L’histoire : Don Diego De la Vega, jeune homme courageux et fine lame incroyable rentre chez lui en Californie. Cependant une fois sur place il découvre que le pays est sous le joug d’un dictateur, le Commandant Monastorio. Le Jour Don Diego passe pour un jeune étudiant pédant et plein d’illusions.

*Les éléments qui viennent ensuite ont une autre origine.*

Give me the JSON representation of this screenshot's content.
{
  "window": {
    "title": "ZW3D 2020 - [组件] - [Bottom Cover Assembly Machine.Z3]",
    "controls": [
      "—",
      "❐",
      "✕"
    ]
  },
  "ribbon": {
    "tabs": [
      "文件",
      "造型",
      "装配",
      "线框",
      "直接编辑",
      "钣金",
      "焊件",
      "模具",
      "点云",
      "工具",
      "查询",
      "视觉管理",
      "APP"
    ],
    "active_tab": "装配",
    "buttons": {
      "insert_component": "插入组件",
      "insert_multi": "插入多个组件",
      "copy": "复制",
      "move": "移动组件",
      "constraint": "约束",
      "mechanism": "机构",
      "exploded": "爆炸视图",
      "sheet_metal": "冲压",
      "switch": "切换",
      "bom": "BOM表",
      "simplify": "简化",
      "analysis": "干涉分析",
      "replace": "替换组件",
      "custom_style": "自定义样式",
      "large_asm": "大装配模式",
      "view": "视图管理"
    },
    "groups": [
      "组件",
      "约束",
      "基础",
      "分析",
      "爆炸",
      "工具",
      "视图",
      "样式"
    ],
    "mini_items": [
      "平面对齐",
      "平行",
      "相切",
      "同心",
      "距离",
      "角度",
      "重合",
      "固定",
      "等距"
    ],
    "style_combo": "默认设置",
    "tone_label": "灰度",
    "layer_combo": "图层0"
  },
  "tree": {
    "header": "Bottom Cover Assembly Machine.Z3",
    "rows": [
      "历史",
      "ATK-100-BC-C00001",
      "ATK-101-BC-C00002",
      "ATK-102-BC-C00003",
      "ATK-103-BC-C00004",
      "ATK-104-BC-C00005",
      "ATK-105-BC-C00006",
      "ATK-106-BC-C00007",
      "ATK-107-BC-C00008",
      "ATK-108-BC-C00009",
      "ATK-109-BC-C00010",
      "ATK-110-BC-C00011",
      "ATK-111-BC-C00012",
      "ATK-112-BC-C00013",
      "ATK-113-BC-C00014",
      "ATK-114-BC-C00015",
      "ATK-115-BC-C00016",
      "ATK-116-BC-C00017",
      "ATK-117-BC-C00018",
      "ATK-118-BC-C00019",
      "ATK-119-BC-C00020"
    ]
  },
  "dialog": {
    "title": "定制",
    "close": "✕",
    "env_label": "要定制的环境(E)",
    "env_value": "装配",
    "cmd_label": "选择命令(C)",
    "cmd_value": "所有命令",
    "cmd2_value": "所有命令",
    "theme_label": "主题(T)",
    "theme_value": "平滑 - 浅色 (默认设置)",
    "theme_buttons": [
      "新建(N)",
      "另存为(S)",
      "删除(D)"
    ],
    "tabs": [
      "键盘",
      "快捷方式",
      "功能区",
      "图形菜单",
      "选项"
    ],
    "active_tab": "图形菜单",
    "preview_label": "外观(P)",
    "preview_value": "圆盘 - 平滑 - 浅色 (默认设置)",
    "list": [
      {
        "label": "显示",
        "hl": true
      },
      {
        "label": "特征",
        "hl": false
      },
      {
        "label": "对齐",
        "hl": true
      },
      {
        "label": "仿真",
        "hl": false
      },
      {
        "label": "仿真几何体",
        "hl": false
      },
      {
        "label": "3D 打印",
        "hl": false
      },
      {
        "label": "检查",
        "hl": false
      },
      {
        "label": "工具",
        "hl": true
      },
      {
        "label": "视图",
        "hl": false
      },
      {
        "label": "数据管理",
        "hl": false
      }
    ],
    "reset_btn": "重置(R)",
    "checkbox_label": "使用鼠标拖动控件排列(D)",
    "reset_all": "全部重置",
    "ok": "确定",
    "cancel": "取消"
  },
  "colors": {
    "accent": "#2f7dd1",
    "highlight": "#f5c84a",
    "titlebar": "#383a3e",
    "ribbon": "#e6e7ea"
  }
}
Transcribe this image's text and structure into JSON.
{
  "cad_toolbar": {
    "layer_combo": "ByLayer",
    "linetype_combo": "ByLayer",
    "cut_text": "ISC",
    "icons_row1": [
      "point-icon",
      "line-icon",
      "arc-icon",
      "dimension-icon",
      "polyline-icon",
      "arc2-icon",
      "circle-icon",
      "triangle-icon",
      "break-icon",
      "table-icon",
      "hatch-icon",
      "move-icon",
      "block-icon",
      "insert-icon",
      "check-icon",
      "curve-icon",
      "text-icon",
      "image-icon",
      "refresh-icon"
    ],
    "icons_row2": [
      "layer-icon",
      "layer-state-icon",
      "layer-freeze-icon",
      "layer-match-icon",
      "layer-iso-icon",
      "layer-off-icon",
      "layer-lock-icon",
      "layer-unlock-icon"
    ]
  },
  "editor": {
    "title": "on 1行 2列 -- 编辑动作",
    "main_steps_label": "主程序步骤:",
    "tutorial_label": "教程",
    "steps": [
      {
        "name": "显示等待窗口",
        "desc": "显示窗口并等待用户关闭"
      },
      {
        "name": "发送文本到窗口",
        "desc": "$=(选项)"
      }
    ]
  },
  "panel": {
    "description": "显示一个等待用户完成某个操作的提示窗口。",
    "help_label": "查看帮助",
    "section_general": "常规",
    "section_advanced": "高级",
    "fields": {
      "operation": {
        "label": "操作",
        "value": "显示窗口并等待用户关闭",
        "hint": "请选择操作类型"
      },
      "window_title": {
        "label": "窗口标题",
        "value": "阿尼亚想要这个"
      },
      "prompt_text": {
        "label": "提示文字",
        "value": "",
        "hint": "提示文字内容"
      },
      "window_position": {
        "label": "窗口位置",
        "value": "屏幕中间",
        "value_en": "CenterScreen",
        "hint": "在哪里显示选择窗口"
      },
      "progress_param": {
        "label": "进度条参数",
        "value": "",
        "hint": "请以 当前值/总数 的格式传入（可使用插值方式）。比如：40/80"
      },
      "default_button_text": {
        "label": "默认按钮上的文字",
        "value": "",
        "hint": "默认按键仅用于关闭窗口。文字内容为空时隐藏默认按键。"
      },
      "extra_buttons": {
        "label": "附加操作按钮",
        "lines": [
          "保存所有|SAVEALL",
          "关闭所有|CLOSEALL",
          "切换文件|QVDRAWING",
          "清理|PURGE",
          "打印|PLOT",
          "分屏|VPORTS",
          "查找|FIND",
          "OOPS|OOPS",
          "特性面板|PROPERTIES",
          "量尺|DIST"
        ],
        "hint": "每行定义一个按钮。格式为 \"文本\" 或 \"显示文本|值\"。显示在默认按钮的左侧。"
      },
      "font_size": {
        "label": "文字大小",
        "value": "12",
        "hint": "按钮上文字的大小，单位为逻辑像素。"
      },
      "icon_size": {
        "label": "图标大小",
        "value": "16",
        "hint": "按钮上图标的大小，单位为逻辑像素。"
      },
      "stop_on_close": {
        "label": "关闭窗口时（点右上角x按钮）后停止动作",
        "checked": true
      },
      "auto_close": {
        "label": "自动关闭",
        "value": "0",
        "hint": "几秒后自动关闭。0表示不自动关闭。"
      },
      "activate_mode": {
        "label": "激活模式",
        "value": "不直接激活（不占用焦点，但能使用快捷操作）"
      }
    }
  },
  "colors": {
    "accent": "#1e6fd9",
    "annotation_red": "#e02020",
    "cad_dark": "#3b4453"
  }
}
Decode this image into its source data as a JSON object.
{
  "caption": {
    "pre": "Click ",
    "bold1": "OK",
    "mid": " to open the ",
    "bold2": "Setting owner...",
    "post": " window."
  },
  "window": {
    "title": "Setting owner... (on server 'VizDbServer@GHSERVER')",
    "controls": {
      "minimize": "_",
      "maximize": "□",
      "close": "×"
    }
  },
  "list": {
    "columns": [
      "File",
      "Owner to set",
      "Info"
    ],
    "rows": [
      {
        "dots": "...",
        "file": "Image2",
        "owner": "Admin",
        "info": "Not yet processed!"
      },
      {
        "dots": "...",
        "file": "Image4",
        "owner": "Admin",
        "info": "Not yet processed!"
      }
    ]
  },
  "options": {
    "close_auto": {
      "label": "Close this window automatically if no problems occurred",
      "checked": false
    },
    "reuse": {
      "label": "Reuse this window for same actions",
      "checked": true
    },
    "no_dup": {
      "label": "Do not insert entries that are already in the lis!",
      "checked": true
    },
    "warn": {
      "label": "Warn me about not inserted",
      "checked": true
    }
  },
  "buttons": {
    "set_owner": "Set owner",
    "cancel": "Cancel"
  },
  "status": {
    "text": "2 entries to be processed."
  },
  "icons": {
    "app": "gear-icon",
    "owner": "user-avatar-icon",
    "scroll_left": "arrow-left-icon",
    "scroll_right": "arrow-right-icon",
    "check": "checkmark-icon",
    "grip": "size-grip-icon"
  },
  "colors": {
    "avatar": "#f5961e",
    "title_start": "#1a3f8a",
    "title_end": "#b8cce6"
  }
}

Mais la nuit il devient le justicier masqué défenseur des opprimés qui se fait appeler Zorro « le renard ». Il devra faire face à des ennemis plus dangereux les uns que les autres aidé de son fidèle serviteur Bernardo.   

La Critique de Vince12 :

« UN CAVALIER QUI SURGIT LORS DE LA NUIT, COURS VERS L’AVENTURE AU GALOP, SON NOM IL LE SIGNE A LA POINTE DE L’EPEE D’UN Z QUI VEUT DIRE ZORRO ! ZORRO ZORROOOOOO ! »

HA HA ! Zorro ! Zorro ! Aujourd’hui je pense que je vais en replonger plus d’un dans l’enfance. En effet Naveton a parfois abordé des séries télévisées. Pour ma part c’est une première et c’est avec Zorro que je me décide d’attaquer.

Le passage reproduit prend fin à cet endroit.